Delta Lake offers a suite of optimization commands that can significantly enhance the performance and management of data storage. The optimize command is designed to improve query speed by organizing data more efficiently through techniques like compaction and Z-Ordering.

Compaction consolidates smaller files into larger ones, which can be particularly beneficial for read queries. Z-Ordering involves arranging data points so that related information is stored close together, reducing the time it takes to access this data during queries.

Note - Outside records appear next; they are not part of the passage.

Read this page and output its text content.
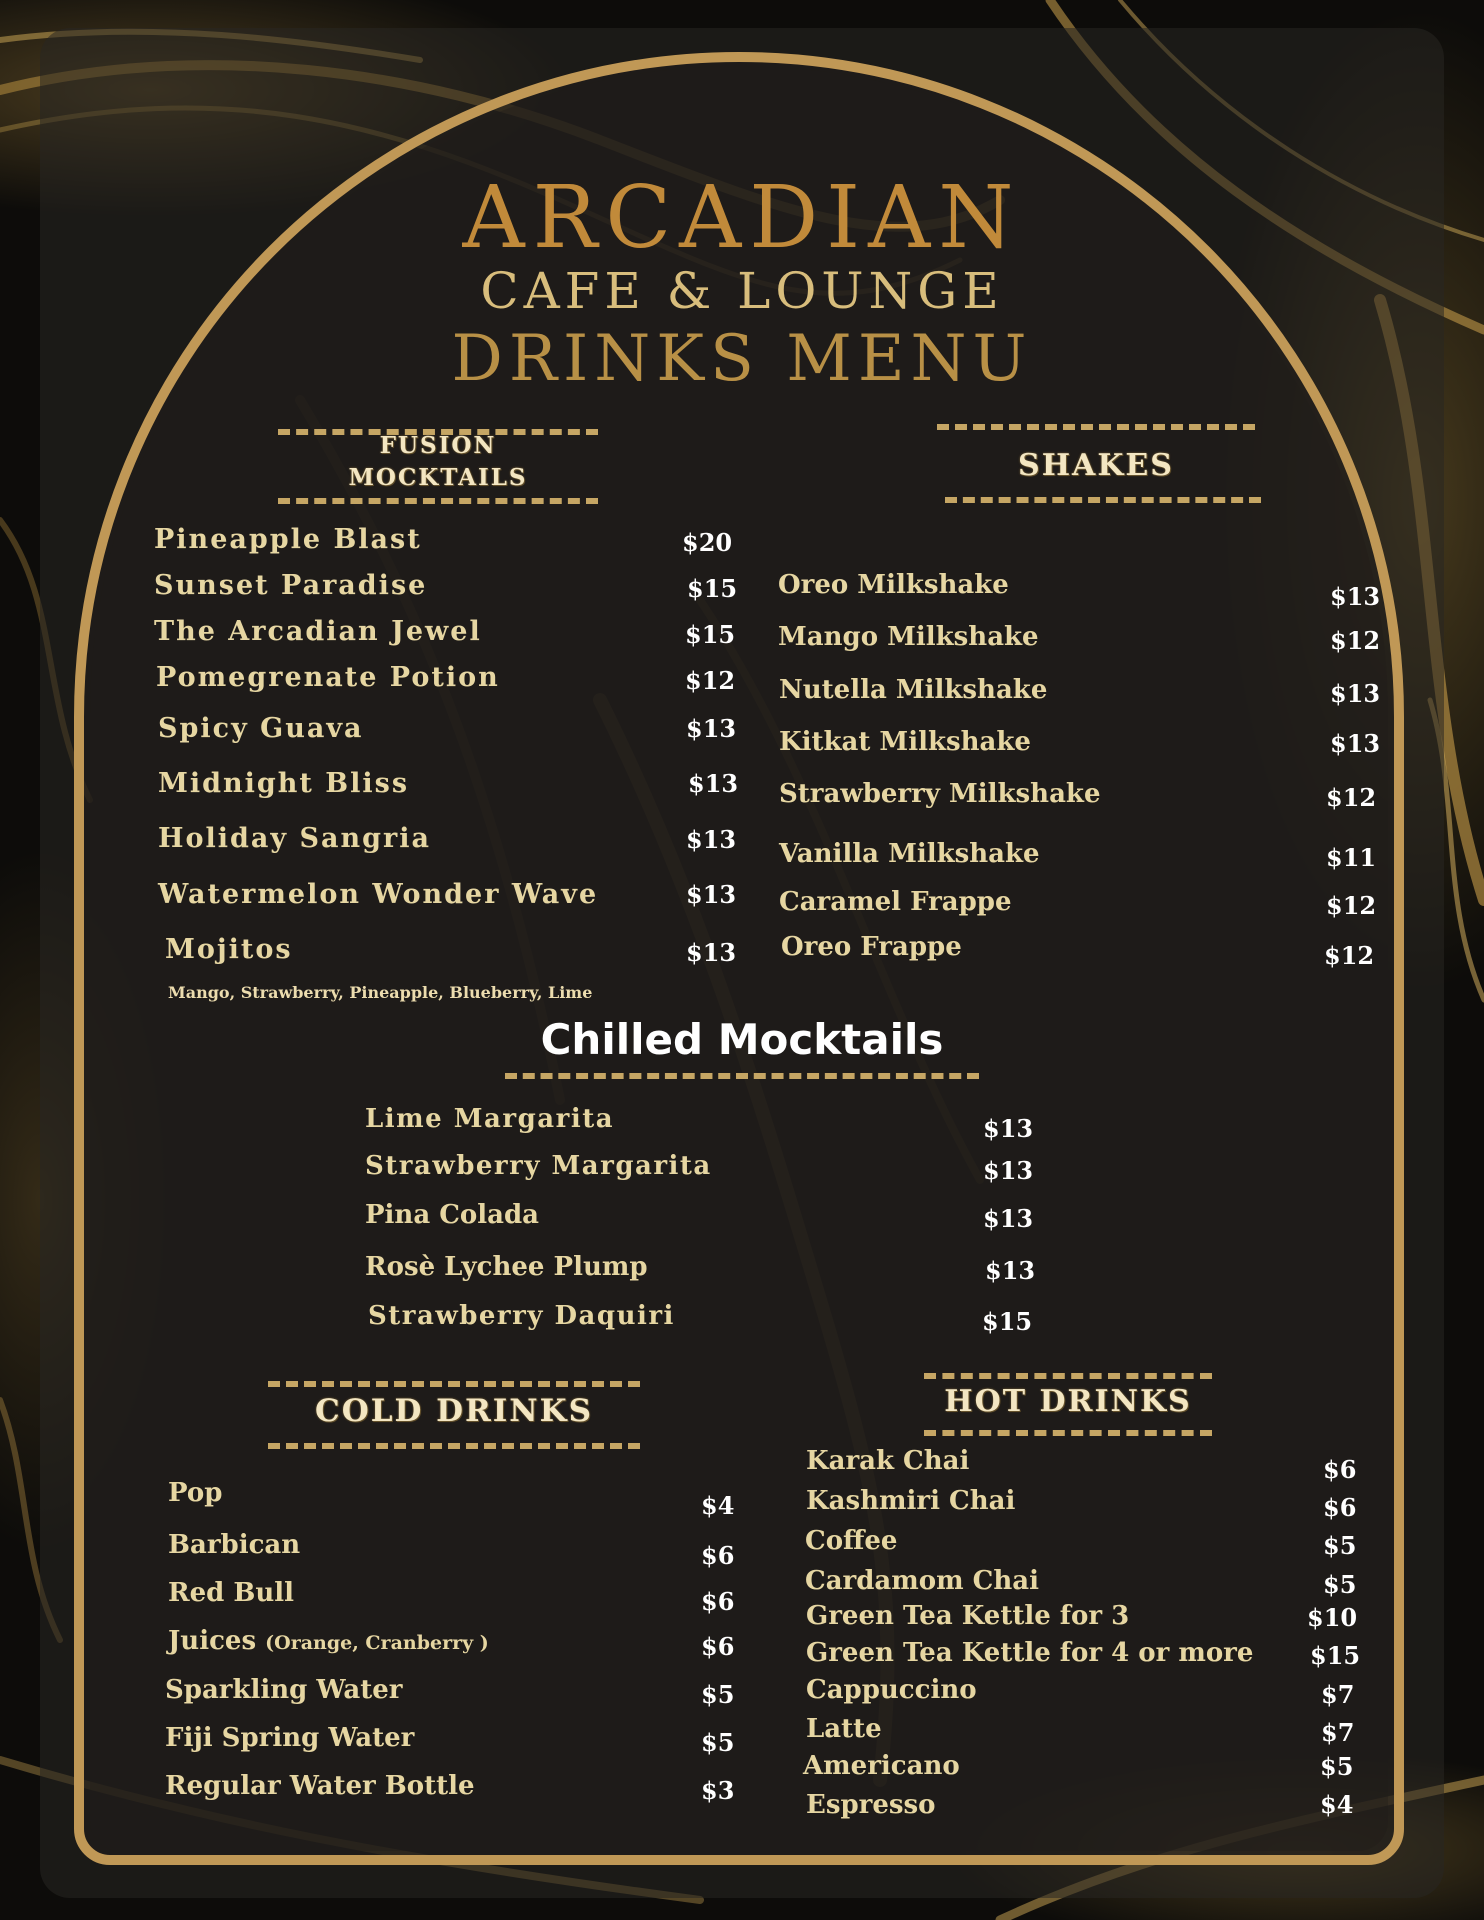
ARCADIAN
CAFE & LOUNGE
DRINKS MENU
FUSION
MOCKTAILS
Pineapple Blast	$20
Sunset Paradise	$15
The Arcadian Jewel	$15
Pomegrenate Potion	$12
Spicy Guava	$13
Midnight Bliss	$13
Holiday Sangria	$13
Watermelon Wonder Wave	$13
Mojitos	$13
Mango, Strawberry, Pineapple, Blueberry, Lime
SHAKES
Oreo Milkshake	$13
Mango Milkshake	$12
Nutella Milkshake	$13
Kitkat Milkshake	$13
Strawberry Milkshake	$12
Vanilla Milkshake	$11
Caramel Frappe	$12
Oreo Frappe	$12
Chilled Mocktails
Lime Margarita	$13
Strawberry Margarita	$13
Pina Colada	$13
Rosè Lychee Plump	$13
Strawberry Daquiri	$15
COLD DRINKS
Pop	$4
Barbican	$6
Red Bull	$6
Juices (Orange, Cranberry )	$6
Sparkling Water	$5
Fiji Spring Water	$5
Regular Water Bottle	$3
HOT DRINKS
Karak Chai	$6
Kashmiri Chai	$6
Coffee	$5
Cardamom Chai	$5
Green Tea Kettle for 3	$10
Green Tea Kettle for 4 or more $15
Cappuccino	$7
Latte	$7
Americano	$5
Espresso	$4
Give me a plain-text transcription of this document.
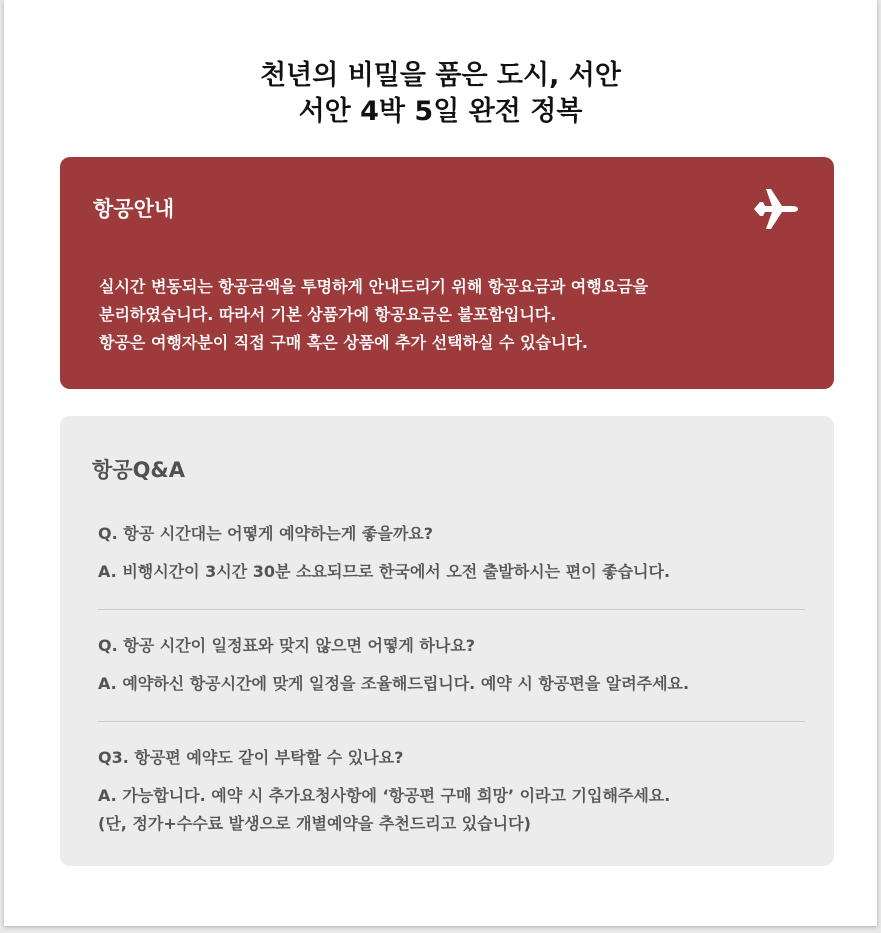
천년의 비밀을 품은 도시, 서안
서안 4박 5일 완전 정복
항공안내
실시간 변동되는 항공금액을 투명하게 안내드리기 위해 항공요금과 여행요금을
분리하였습니다. 따라서 기본 상품가에 항공요금은 불포함입니다.
항공은 여행자분이 직접 구매 혹은 상품에 추가 선택하실 수 있습니다.
항공Q&A
Q. 항공 시간대는 어떻게 예약하는게 좋을까요?
A. 비행시간이 3시간 30분 소요되므로 한국에서 오전 출발하시는 편이 좋습니다.
Q. 항공 시간이 일정표와 맞지 않으면 어떻게 하나요?
A. 예약하신 항공시간에 맞게 일정을 조율해드립니다. 예약 시 항공편을 알려주세요.
Q3. 항공편 예약도 같이 부탁할 수 있나요?
A. 가능합니다. 예약 시 추가요청사항에 ‘항공편 구매 희망’ 이라고 기입해주세요.
(단, 정가+수수료 발생으로 개별예약을 추천드리고 있습니다)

In a new cell, run the following code to perform compaction to the Delta table:

 from delta.tables import DeltaTable

 delta_table = DeltaTable.forPath(spark, "/delta/nyc_taxi_trips")
 delta_table.optimize().executeCompaction()

In a new cell, run the following code to perform Z-Order clustering:
```
 delta_table.optimize().executeZOrderBy("tpep_pickup_datetime")
```

This technique will co-locate related information in the same set of files, improving query performance.

Clean up

In Azure Databricks portal, on the Compute page, select your cluster and select ■ Terminate to shut it down.

If you’ve finished exploring Azure Databricks, you can delete the resources you’ve created to avoid unnecessary Azure costs and free up capacity in your subscription.